Paracétamol pendant la grossesse : que sait-on d’un éventuel lien avec l’autisme ?

Source: The Conversation – France in French (3) – By Séverine Mazaud-Guittot, Chargée de recherches Inserm, Biologie du développement, Toxicologie, Université de Rennes 1 – Université de Rennes

Donald Trump, président des États-Unis, a déclaré que l’utilisation de paracétamol par les femmes enceintes faisait courir un risque d’autisme aux enfants à naître. Il leur a vivement déconseillé d’en prendre. Sur quelle base s’appuie cette recommandation ? Que disent réellement les études scientifiques ? Pourquoi est-il si difficile d’établir un tel lien ?


C’est une annonce qui a fait couler beaucoup d’encre. Le 22 septembre 2025, le président des États-Unis Donald Trump a déconseillé la prise de paracétamol
aux femmes enceintes
, assurant que l’absorption de ce médicament pendant la grossesse était associée à une augmentation du risque d’autisme chez les nouveau-nés.

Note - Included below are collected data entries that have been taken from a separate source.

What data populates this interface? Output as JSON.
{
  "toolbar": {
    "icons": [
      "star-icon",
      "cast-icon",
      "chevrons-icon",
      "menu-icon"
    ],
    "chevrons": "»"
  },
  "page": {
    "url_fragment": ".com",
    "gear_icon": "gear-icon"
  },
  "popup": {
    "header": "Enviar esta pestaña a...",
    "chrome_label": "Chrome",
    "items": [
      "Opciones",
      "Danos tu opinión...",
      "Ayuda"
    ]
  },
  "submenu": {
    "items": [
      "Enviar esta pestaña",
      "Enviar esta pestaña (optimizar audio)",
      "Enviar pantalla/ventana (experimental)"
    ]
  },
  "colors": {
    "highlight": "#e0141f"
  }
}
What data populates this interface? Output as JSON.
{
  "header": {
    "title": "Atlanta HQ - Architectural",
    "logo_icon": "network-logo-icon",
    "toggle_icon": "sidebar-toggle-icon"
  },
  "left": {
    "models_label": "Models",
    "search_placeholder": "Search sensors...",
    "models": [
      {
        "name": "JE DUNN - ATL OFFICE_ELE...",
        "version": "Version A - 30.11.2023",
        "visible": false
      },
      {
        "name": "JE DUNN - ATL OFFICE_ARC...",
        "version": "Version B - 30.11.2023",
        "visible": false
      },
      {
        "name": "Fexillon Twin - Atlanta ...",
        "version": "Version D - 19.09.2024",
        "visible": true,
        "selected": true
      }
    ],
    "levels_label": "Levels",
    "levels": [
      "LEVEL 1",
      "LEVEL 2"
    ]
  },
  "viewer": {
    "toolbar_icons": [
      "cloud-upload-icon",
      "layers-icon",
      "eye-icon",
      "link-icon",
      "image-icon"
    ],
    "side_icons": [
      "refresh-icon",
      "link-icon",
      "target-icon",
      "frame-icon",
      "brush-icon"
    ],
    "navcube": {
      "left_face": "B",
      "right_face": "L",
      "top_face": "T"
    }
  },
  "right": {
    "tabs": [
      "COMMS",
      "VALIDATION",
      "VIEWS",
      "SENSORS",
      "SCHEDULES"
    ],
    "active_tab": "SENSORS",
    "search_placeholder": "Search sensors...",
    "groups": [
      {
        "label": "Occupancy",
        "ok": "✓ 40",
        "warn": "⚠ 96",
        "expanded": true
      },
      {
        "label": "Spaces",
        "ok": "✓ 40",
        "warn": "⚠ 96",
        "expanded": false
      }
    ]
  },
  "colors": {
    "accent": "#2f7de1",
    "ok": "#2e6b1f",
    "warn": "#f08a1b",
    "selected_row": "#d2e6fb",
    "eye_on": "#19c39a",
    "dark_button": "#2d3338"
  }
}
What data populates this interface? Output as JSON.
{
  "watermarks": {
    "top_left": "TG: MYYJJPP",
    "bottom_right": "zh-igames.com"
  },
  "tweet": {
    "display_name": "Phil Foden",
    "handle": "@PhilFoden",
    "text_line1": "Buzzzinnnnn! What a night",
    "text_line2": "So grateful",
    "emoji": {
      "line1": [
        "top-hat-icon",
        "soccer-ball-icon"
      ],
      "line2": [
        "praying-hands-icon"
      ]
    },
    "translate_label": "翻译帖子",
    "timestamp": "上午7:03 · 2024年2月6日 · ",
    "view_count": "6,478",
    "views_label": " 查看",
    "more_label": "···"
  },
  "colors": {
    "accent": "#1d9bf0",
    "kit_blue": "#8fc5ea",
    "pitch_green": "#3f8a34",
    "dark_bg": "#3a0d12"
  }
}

Formulée en présence de Robert F. Kennedy Jr., secrétaire à la santé et aux services sociaux, et Marty Makary, commissaire aux aliments et aux drogues à la Food and Drug Administration, cette assertion repose notamment sur les conclusions d’une méta-analyse récemment publiée. Pourtant, ces travaux, comme d’autres avant eux, n’ont pas permis d’établir de consensus scientifique clair.

Pourquoi est-il si difficile de vérifier l’existence d’une association entre la prise de paracétamol pendant la grossesse et la survenue de troubles du neurodéveloppement chez l’enfant ? Et qu’en pense, à l’heure actuelle, la communauté scientifique ?

Des interrogations légitimes ?

On sait aujourd’hui que certaines des molécules chimiques produites par l’industrie peuvent se retrouver dans l’environnement et exercer une influence sur notre santé. L’exposition à ces composés chimiques est particulièrement préoccupante pendant la grossesse, car elle peut avoir des conséquences pour la santé du futur nouveau-né.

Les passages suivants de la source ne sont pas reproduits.